Campus Rec and Wellness has implemented a social media strategy and online interactive campaign to engage students in a world of social distancing. On the Instagram page, posts encourage students to move, eat healthy and exercise their body and brain. On the recreation facilities page, positive moments are shared three days a week.

"Besides reading the posts, students can interact through trivia or share through their story each day, too," Smith said. "Students are reaching out to each other."

Intramural Sports is involved, too. Rob Kelly, coordinator of intramural sports and sport clubs at UNG, said about 50 teams registered for esports games that will run for three weeks. Intramural Sports is also partnering with Nighthawks Entertainment to host a single-day Esports Tournament at 4 p.m. Friday, April 24.
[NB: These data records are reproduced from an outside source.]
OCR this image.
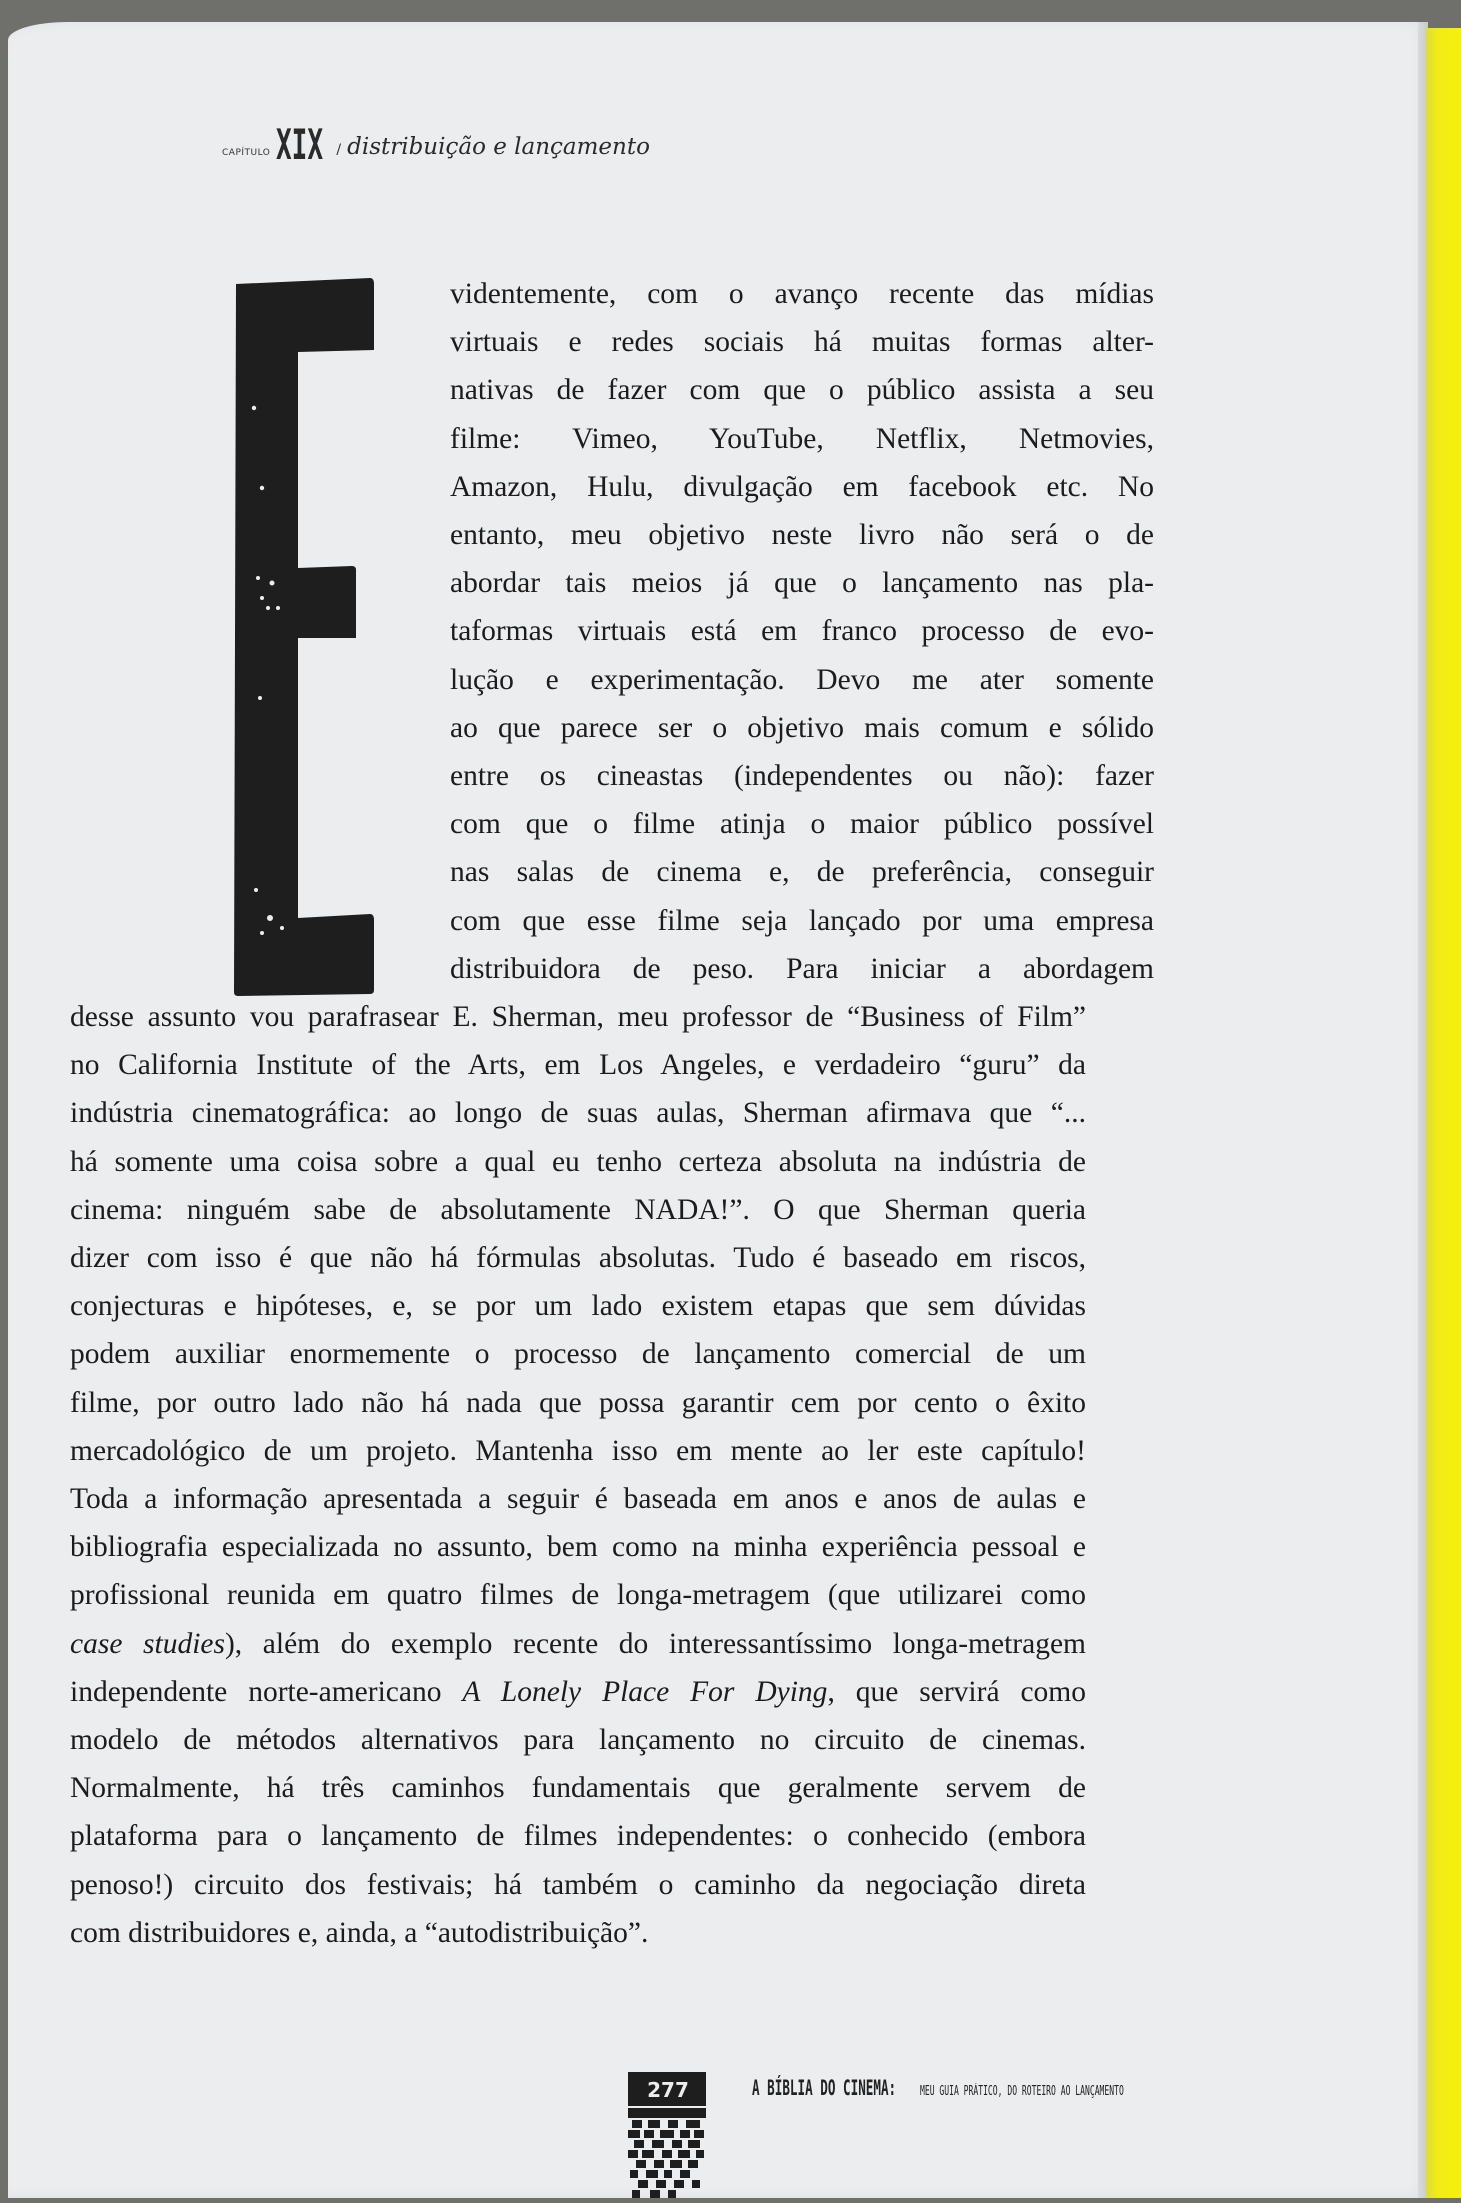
CAPÍTULO XIX / distribuição e lançamento
videntemente, com o avanço recente das mídias
virtuais e redes sociais há muitas formas alter-
nativas de fazer com que o público assista a seu
filme: Vimeo, YouTube, Netflix, Netmovies,
Amazon, Hulu, divulgação em facebook etc. No
entanto, meu objetivo neste livro não será o de
abordar tais meios já que o lançamento nas pla-
taformas virtuais está em franco processo de evo-
lução e experimentação. Devo me ater somente
ao que parece ser o objetivo mais comum e sólido
entre os cineastas (independentes ou não): fazer
com que o filme atinja o maior público possível
nas salas de cinema e, de preferência, conseguir
com que esse filme seja lançado por uma empresa
distribuidora de peso. Para iniciar a abordagem
desse assunto vou parafrasear E. Sherman, meu professor de “Business of Film”
no California Institute of the Arts, em Los Angeles, e verdadeiro “guru” da
indústria cinematográfica: ao longo de suas aulas, Sherman afirmava que “...
há somente uma coisa sobre a qual eu tenho certeza absoluta na indústria de
cinema: ninguém sabe de absolutamente NADA!”. O que Sherman queria
dizer com isso é que não há fórmulas absolutas. Tudo é baseado em riscos,
conjecturas e hipóteses, e, se por um lado existem etapas que sem dúvidas
podem auxiliar enormemente o processo de lançamento comercial de um
filme, por outro lado não há nada que possa garantir cem por cento o êxito
mercadológico de um projeto. Mantenha isso em mente ao ler este capítulo!
Toda a informação apresentada a seguir é baseada em anos e anos de aulas e
bibliografia especializada no assunto, bem como na minha experiência pessoal e
profissional reunida em quatro filmes de longa-metragem (que utilizarei como
case studies), além do exemplo recente do interessantíssimo longa-metragem
independente norte-americano A Lonely Place For Dying, que servirá como
modelo de métodos alternativos para lançamento no circuito de cinemas.
Normalmente, há três caminhos fundamentais que geralmente servem de
plataforma para o lançamento de filmes independentes: o conhecido (embora
penoso!) circuito dos festivais; há também o caminho da negociação direta
com distribuidores e, ainda, a “autodistribuição”.
277	A BÍBLIA DO CINEMA: MEU GUIA PRÁTICO, DO ROTEIRO AO LANÇAMENTO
"It helps to fill a void that the loss of in-person activities created," he said.

For students not interested in esports, Kelly said UNG students can participate in a national Quarantine Quiz Show through Twitch, an app available on phones, tablets and computers. The 45-minute trivia game streams live at 8 p.m. every Wednesday.

Kelly played on the first night. He said about 1,000 students from large and small, public and private schools joined.

"Participants gave shoutouts to their universities and mascots," he said. "It's a cool place to answer silly questions and interact with people from around the nation."

Students interacting with each other through these different mediums will aid them in this new world.

"Students are using these things to be fit, take care of mental health, and stay active and engaged," Smith said.